Time course of cell-associated and cell-free virus production. Growth analysis of (A) TPMV in TBF cells, (B) MVvac2(GFP)N and MVvac2(FΔ32/mvcyt-HΔ90)GFP in Vero-αHis cells. All viruses were inoculated at an MOI of ~0.03. Titers were determined by collection of cellular (circles) and supernatant (squares) fractions every 12 hours over a 60 hour time period for TPMV and MV (filled symbols), and every 24 hours over a 120-hour time period for the hybrid virus (open symbols). Vertical axis: titer by TCID₅₀/ml, horizontal axis: time post-infection.

Figure 5

FACS analysis of surface expression of MV and TPMV glycoproteins in CHO-K1 and Vero-αHis cells.
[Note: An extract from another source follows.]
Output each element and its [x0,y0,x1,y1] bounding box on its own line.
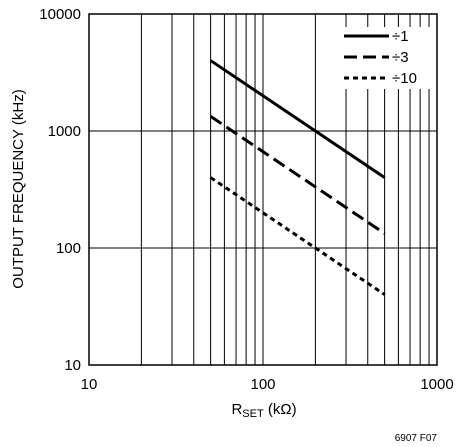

Cells were mock-transfected (negative) or transfected with the plasmids encoding MV-H617, TPMV-H_His-tag or TPMV-H 90. After 24 hours, cells were stained with anti-Penta-His AlexaFluor 647 conjugated antibody.

Figure 6

Wild-type and truncated TPMV H protein transport kinetics. CHO-K1 cells were transfected with wild-type F and (A) H_His-tag or (B) H 90 or an empty vector (mock) for 24 hours before being starved for 30 minutes and pulsed with 100μCi/ml ³⁵S labeled methionine and cysteine for 1 hour and then chased for up to 4 hours. After the indicated chase period, cell lysates were collected and H was immunoprecipitated and digested without or with EndoH (−/+ lanes, respectively) followed by fractioning on 7.5% SDS-PAGE. (C) Kinetics of complex oligosaccharide acquisition. Vertical axis: percent EndoH resistance of three experiments for wild type H (diamonds) and HΔ90 (squares). Horizontal axis: time of chase (hours).

Figure 7

Processing kinetics of TPMV F and FΔ32/mvcyt hybrid proteins. (A and B) SDS-PAGE analysis. CHO-K1 cells were transfected with TPMV H_His-tag and either wild-type TPMV F (A), FΔ32/mvcyt (B), or an empty vector (mock in A and B), for 24 hours before being starved for 30 minutes and pulsed with 100μCi/ml ³⁵S labeled methionine and cysteine for 1 hour, then chased for up to 6 hours. Cellular lysates were collected at the indicated times and F protein was immunoprecipitated and digested without or with EndoH (−/+ lanes, respectively) followed by fractioning on 10% SDS-PAGE. The positions of F₀ and F₁ are indicated on the right. R: EndoH resistant band. S: EndoH sensitive band. (C) Kinetics of F-protein processing. The quantity of F₁ protein was measured in three independent experiments. Wild-type F: diamonds, FΔ32/mvcyt: squares. Vertical axis: percentage of F-protein processed. Horizontal axis: time of chase (hours).